The Great Soda Debacle Of 1999 - 02.08.99

I really shouldn't have bought the 2-liter bottle of soda. It was simply too good to pass up while I was shopping for something to keep me awake on the 5 hour drive. Like a true bargain shopper, I looked through the coolers at the convenience store and priced them quickly while trying to decide what flavor my mouth was interested in.

Then I saw it. Just to the left of the smaller and more easily handled containers of soda sat the 2-liter. Even though it contained twice as much as the next largest size and there wasn't a great selection, it was much cheaper than it's friendly little counterparts.

I thought ahead to the drive. It was solid 5 hour drive and I didn't want to make it any more by having to stop more than once right in the middle of the trip. If I got the big soda, I'd simply have to pace my drinking of it so the one stop would be all that I needed. Besides, I was feeling kind of tired, and I deduced that 2-liters of soda would contain a lot more keep- me-awake caffeine than a paltrey 1 liter or even (gasp) a tiny 16 ounce bottle would.

Bottle in hand, I paid for my gas and soda and headed out to my car knowing I had made the right decision. The cool thing is that with that much damn soda, I'd probably even have enough left over for a nice kick-in-the-ass mid-day drink the next day at work.

After I had gotten onto the interstate and my car was up to a nice cruising speed, I sat back in the seat a little more and reached over for a little soda. Unfortunately, I had a little trouble.

Now, I'm sure that everyone knows the size of a 2 liter bottle of soda, so I'll spare the details here. Hell, I'm sure that most people have even managed on occassion to pick one up and take a swig from one at a shindig of some sort. The problem arises when one tries to pick up the bottle and drink from it with one hand as one would with a normal, smaller-sized soda. Not only is it hard to hold onto with one hand (as I needed the other one to steer the car, duh), but there are structural problems that are inherent while doing so.

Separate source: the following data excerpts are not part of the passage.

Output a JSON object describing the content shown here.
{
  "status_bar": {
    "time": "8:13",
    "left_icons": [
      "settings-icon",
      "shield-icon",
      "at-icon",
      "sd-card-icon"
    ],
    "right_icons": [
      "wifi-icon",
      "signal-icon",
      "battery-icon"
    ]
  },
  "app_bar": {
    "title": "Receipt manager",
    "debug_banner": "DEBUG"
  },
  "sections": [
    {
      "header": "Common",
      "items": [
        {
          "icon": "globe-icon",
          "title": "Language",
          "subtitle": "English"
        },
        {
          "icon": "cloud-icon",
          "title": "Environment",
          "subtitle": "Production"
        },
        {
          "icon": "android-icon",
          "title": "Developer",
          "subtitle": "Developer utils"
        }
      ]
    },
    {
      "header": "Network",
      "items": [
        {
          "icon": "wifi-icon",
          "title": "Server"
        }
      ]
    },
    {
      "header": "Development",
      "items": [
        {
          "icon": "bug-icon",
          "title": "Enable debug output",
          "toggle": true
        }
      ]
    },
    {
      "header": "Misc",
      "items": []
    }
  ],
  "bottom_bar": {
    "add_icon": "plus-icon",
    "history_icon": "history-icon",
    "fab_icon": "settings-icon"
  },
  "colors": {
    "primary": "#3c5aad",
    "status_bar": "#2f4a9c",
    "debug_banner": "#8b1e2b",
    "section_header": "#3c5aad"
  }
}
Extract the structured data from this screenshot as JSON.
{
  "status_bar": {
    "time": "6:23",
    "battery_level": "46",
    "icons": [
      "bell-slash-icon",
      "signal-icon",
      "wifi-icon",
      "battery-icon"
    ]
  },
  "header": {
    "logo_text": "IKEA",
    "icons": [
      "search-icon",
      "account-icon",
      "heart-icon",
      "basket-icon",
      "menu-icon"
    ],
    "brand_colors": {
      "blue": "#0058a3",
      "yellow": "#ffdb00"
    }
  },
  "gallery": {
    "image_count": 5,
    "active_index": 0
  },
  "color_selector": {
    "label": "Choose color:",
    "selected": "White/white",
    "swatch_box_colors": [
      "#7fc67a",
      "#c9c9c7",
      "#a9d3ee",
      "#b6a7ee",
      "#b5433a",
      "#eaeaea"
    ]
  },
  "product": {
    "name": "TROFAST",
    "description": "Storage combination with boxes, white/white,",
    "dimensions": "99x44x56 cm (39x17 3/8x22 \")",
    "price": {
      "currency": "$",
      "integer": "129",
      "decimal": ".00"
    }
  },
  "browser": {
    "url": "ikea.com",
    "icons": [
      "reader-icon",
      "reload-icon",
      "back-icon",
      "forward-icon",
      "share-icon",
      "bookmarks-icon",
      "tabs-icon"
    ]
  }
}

While I'm not about to explain the physics of it all, I will say that the plastic of a 2-liter bottle isn't meant to support a full 2-liters of soda when it is grasped by the neck alone. The bottle is meant to be cradled lovingly by two hands and supported as if it were a hammock, while being poured into small drink cups at a barbeque, birthday party, or other social gathering. Holding the bottle as I did causes the plastic on the underside of it to buckle in sadness.

Not being the easily daunted type, I was bound and determined to get a little more soda, and besides that, I was thirsty. I cranked my wrist into a more suitable position and rested the full body of the bottle against my forearm and tried again.

This time, the procedure worked to my favor and I was able to sate my thirst. However, another problem reared it's ugly head in the form of the huge soda bottle hindering my vision. This problem was easily fixed by drinking in the soda through the right side of my mouth only.

At this point, all of my problems with the soda were fading away. I was getting plenty of caffeine and soda, all the while making the bottle lighter and easier to maneuver. I could see to drive and all was good. After finishing off about a third of the bottle, I decided to set it on the floor and leave it until later. I still had a short distance to go before my first stop and I didn't want to have to make another one.

I made it to the halfway point in fine time, got some more gas, used the restroom, and was on my way again in less than five minutes. I didn't even have to buy any more soda for the second leg of the trip.

Once I got back up to cruising speed again, I decided to get the soda back out and have another couple swigs. I picked it up off the floor and took a couple drinks before setting it down again.

After driving for a little while longer and falling into a sort of driving daze, I found myself chewing on my fingernails nervously. It's one of my bad driving habits that usually pops up just over halfway through a trip and doesn't end until I've made a conscious effort to stop or all my fingers are chewed down as far as they'll go. Luckily, I made a conscious effort to stop, and instead of chewing on my fingernails, I decided that I would sip on the soda.

Once again, I went into sort of a zone, and the next thing I knew, I had finished all but a small portion of the soda. I still had well over an hour before I would be home, and I could already feel pressure on the inside of my bladder.

That pressure didn't go away, and ten minutes later it was exponentially worse. At that time, I started deciding what my options would be for relieving myself. One option would be waiting until the next rest area and use the restroom there, but I decided against that as I would have to turn off my car and walk and it would simply take too much time.

My second great idea was that I might possibly be able to skinny forward in my seat a bit, then open up the 2-liter bottle that I had just emptied, and then use it as a repository. I nixed this idea quickly, as I really couldn't have devised a satisfactory position, and relieving myself all over the inside of my car wasn't at the top of my list.

Finally, I decided that I would simply pull off on the most deserted exit ramp that I saw, relieve myself into the ditch, and get back into my still-running car and take off again.

I started scouring ahead every time I passed an exit, but they all seemed to be busier than I had really hoped for at that time of night. Finally, I spotted an exit that had the right appeal. It was dark, very under-used looking, and I couldn't see anyone coming from either of the side roads.

I ramped-down the exit and about 200 yards before the crossroad stop-sign, I put my car in park, flipped on the hazards, and ran around to the side of the car.

It was then that my eyes became a little more acclimated to the light, and I could see why the exit had looked deserted. There were abandoned gas stations on either side of the crossing road, and besides the two lamps marking the exit, there were really none other to be seen close. Still, I had to go, so I got down to business.

Fortunately, nobody bothered me the entire time that I stood there. The abandoned gas stations were the only thing that gave me a scare, but as soon as I was in my car and on my way, even those were out of my mind. I had only lost 3 minutes worth of time by making the stop and for some reason it seemed a lot more reasonable than the 5 it would have taken at a rest stop.